Die Arbeit analysiert die verkehrstechnische Erschließung des ehemaligen deutschen Schutzgebietes Deutsch-Ostafrika durch den Bau der Tanganjika-Eisenbahn im Zeitraum 1885 bis 1914.

Welche zentralen Themenfelder werden behandelt?

Die zentralen Felder umfassen die Planung und Finanzierung, die geographischen Herausforderungen, die Arbeitsbedingungen der einheimischen Bevölkerung sowie die wirtschaftliche und politische Bedeutung des Bahnbaus.

Was ist das primäre Ziel der Untersuchung?

Das Ziel ist es, die Motive für das Kolonialprojekt zu hinterfragen und die Auswirkungen der Eisenbahn auf die koloniale Wirtschaftsstruktur sowie die einheimische Gesellschaft zu bewerten.

Welche wissenschaftliche Methode wird verwendet?

Die Arbeit stützt sich auf eine tiefgehende Literaturanalyse, basierend auf zeitgenössischen Quellen wie Berichten von Franz Baltzer und Hans Meyer sowie modernerer geschichtswissenschaftlicher Sekundärliteratur.

Was wird im Hauptteil der Arbeit thematisiert?

Der Hauptteil befasst sich mit den konkreten Bauphasen, den Problemen bei der Finanzierung durch das Deutsche Reich, den schwierigen Lebens- und Arbeitsumständen der Arbeiter sowie der Organisation des Bahnbetriebs.

Welche Schlüsselbegriffe charakterisieren die Arbeit?

Die Arbeit ist durch Begriffe wie Kolonialpolitik, Infrastruktur, Plantagenwirtschaft, Mittellandbahn und koloniale Ausbeutung geprägt.

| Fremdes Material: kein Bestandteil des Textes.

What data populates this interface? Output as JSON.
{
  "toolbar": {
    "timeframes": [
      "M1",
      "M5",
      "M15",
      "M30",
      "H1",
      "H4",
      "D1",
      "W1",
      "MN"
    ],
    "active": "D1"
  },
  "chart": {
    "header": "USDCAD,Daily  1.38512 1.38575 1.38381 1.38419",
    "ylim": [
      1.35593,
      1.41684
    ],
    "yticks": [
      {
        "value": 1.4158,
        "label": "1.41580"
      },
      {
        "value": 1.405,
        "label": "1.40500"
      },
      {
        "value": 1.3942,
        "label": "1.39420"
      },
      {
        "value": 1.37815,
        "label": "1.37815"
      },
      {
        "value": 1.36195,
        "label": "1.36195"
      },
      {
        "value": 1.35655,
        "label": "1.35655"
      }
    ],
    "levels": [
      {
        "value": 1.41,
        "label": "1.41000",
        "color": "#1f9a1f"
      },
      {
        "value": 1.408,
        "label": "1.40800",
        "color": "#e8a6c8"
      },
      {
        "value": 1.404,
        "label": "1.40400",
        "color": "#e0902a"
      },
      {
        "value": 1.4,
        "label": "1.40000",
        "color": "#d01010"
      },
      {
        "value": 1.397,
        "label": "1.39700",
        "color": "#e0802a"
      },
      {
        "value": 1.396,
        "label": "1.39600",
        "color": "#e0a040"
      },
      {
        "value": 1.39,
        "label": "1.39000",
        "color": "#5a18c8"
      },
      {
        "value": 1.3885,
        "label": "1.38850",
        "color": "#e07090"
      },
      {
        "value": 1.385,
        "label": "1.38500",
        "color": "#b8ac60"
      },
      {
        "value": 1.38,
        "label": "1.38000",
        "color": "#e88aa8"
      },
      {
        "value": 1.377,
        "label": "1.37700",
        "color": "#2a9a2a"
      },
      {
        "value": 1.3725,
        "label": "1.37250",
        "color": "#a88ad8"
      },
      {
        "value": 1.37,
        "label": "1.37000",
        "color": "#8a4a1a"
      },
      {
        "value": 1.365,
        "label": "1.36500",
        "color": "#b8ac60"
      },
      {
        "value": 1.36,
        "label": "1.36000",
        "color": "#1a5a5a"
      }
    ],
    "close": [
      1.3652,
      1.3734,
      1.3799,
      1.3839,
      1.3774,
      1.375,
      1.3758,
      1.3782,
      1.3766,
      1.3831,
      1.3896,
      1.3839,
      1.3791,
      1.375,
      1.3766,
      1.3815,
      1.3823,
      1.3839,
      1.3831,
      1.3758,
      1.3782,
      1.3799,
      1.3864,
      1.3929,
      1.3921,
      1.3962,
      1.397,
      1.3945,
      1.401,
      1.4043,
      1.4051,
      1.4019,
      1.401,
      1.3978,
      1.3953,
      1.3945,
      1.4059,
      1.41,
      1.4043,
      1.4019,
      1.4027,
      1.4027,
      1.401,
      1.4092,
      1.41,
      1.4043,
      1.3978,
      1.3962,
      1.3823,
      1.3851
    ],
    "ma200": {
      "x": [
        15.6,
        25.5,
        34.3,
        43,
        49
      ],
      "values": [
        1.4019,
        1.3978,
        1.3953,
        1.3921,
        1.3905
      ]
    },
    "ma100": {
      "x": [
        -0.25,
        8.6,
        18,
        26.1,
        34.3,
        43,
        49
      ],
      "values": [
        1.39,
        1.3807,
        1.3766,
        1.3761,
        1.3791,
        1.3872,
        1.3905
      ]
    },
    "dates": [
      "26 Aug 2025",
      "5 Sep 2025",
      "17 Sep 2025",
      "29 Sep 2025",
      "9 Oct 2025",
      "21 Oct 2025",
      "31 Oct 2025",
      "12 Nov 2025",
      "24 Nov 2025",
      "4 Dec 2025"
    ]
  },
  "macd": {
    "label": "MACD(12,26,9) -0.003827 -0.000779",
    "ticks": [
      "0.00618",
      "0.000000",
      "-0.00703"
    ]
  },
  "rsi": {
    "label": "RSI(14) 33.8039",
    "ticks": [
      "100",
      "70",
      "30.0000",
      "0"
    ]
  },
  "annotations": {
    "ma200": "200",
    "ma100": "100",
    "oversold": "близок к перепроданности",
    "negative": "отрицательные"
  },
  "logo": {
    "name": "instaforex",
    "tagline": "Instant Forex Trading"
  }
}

Welche Rolle spielte der „Wettlauf“ zum Tanganjika-See?

Der Wettlauf zwischen den Kolonialmächten (Deutschland, Großbritannien, Belgien) war ein entscheidender strategischer Antrieb, der den Bahnbau beschleunigte, um Handelsströme zu sichern und koloniale Kraft zu demonstrieren.

Wie wirkte sich der Bahnbau auf die lokale Bevölkerung aus?

Er führte zu einem tiefgreifenden Wandel der Arbeitswelt von der Subsistenzwirtschaft hin zur Lohnarbeit, war jedoch mit hohen Belastungen, gesundheitlichen Gefahren und einer hohen Sterblichkeitsrate verbunden.

Warum wird die Eisenbahn als „Instrument“ bezeichnet?

Sie diente nicht nur dem Gütertransport, sondern fungierte als Mittel zur militärischen Kontrolle („billiger als Kanonen“), zur schnelleren Gebietserschließung und zur Festigung der kolonialen Herrschaft.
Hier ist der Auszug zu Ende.